Rim Post-Fire Logging Litigation

In August of 2014 the John Muir Project (JMP) and the Center for Biological Diversity (CBD) filed suit against the Stanislaus National Forest near Yosemite to protect over 60 resident California Spotted Owls (a rare and declining species) in 39 territories from the Rim post-fire logging project–one of the largest and most damaging post-fire logging projects in the history of U.S. National Forests – which approved logging within the core area of every single occupied spotted owl territory in the Rim fire on the Stanislaus National Forest.
Oral argument on our Appeal of the denial of our Motion for a Preliminary Injunction by the District Court has been scheduled.

May 11, 2015 at 9:00 a.m.
(to observe argument please arrive at 8:30 a.m.)

Courtroom #3
Ninth Circuit Court of Appeals
95 7th Street
San Francisco, CA 94103

JMP and CBD allege that the Forest Service violated the National Environmental Policy Act by misleading the public in its Environmental Impact Statement (EIS), and therefore not disclosing the truth about the impacts of the logging project.
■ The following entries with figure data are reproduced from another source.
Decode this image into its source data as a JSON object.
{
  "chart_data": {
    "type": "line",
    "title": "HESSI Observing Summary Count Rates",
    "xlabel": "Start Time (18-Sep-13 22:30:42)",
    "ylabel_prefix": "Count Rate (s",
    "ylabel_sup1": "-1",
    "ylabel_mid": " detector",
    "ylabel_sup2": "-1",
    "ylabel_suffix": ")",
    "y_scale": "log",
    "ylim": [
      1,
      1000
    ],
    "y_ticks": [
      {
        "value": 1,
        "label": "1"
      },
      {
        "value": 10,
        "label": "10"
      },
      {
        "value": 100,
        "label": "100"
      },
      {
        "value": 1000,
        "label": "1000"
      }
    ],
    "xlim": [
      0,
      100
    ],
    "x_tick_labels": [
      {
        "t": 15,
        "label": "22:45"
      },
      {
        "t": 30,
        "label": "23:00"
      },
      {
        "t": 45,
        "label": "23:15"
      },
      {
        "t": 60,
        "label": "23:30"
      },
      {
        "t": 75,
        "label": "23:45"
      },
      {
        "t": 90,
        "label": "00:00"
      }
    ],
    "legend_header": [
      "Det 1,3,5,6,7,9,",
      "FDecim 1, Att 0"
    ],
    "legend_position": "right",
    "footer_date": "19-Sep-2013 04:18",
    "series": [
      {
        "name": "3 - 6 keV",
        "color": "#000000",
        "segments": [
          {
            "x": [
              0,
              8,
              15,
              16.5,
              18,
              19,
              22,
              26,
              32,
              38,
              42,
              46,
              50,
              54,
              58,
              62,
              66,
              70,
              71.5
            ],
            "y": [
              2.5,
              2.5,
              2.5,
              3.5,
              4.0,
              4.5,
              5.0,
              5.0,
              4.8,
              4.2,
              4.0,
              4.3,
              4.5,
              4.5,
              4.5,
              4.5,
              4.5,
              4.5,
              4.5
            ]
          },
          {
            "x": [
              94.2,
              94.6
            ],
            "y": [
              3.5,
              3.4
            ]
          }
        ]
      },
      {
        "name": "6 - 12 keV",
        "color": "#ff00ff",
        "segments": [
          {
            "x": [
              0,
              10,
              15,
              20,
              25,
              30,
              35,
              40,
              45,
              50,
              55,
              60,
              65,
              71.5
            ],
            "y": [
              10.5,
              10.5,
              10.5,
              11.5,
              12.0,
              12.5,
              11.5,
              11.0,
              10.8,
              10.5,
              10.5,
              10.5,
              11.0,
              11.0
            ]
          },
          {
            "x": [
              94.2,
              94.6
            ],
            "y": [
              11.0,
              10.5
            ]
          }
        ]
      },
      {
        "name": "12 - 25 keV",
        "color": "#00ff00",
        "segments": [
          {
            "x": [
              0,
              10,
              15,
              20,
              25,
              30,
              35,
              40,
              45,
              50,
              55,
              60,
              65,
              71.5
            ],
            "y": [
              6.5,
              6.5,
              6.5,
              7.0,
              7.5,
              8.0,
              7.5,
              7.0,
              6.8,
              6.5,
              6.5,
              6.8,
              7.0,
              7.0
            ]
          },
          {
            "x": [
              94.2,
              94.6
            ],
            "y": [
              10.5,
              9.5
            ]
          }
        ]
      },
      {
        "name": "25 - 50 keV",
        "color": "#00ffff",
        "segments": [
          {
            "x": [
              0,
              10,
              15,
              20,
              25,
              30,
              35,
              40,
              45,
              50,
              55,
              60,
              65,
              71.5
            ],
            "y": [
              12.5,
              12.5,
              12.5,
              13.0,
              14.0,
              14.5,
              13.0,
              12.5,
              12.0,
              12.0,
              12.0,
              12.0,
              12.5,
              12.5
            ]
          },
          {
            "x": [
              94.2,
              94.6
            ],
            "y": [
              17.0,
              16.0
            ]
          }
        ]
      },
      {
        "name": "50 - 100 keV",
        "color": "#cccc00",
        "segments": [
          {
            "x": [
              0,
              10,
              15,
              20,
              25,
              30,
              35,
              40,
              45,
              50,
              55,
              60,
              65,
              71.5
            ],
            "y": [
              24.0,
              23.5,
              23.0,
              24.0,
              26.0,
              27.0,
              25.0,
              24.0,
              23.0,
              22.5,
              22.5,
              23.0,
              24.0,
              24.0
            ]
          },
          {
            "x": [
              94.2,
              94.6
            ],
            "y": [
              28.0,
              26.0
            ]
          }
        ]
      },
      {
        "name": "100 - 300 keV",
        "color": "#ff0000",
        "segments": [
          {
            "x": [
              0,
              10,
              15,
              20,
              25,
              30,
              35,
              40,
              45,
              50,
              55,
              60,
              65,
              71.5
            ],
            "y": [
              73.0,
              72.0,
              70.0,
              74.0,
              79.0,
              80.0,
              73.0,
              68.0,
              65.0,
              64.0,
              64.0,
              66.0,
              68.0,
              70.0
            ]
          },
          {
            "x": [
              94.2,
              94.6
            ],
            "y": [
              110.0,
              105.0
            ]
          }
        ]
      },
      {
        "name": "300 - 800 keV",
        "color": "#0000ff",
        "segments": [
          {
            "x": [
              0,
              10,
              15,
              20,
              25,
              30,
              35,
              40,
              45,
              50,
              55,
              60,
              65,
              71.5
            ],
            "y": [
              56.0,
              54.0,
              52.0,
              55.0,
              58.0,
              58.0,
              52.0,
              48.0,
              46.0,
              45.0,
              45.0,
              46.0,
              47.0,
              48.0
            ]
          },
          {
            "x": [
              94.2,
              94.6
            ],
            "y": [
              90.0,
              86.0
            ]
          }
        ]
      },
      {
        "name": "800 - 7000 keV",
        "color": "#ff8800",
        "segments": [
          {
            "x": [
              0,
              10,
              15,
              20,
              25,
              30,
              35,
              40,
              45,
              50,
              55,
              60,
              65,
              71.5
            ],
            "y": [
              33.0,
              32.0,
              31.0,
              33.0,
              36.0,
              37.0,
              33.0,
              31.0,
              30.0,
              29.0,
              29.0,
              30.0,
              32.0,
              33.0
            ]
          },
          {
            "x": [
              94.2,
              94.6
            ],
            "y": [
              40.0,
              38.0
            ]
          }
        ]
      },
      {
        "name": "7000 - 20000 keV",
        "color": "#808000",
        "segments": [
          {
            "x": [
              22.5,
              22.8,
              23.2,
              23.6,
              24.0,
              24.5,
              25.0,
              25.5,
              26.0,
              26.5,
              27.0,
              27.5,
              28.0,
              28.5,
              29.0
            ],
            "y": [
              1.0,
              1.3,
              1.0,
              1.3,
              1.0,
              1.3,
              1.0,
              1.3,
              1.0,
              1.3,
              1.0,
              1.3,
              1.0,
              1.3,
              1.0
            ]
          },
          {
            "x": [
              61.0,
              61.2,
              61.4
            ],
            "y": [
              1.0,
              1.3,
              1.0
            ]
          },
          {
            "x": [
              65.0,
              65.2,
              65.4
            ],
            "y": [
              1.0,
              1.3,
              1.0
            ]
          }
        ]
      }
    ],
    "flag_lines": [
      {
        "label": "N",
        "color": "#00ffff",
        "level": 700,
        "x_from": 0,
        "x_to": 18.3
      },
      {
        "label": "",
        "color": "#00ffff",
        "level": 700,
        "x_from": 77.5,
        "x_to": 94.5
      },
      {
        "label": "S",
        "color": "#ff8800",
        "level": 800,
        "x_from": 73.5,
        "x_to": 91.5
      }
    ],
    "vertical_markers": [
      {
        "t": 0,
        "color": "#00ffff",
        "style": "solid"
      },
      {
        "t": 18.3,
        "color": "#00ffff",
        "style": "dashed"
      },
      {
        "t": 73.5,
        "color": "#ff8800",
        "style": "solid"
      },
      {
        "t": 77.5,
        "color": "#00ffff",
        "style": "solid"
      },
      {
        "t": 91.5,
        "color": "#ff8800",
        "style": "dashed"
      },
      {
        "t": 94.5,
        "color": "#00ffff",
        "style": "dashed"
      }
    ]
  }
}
Specifically, the Rim fire EIS told the public that the 2013 Rim fire was too large and burned too intensely to continue to support California spotted owls. What the Forest Service deliberately refused to tell the public was that California Spotted Owl occupancy in the Rim fire area in 2014, one year after the fire (and before post-fire logging), was at some of the highest levels ever recorded in any area of the Sierra Nevada–including unburned old forest. In addition, the Forest Service’s EIS misled the public by claiming that post-fire logging will not remove any Spotted Owl habitat or have any significant effect on the owls, despite the science that shows California Spotted Owls strongly prefer to forage/hunt in the very areas targeted by the Rim fire logging project–complex early seral forest created when high-intensity fire occurs in mature forest stands. The Forest Service also improperly minimized and dismissed multiple scientific sources concluding that post-fire logging of these prime Spotted Owl hunting grounds causes the owls to abandon their territories (often resulting in starvation or predation), worsening ongoing population declines.

The district court denied Plaintiffs’ Motion for Preliminary Injunction in October of 2014. We are now on appeal to the Ninth Circuit Court of Appeals in our continued effort to prevent the Forest Service from causing abandonment of the 39 occupied spotted owl territories which currently exist in the project area.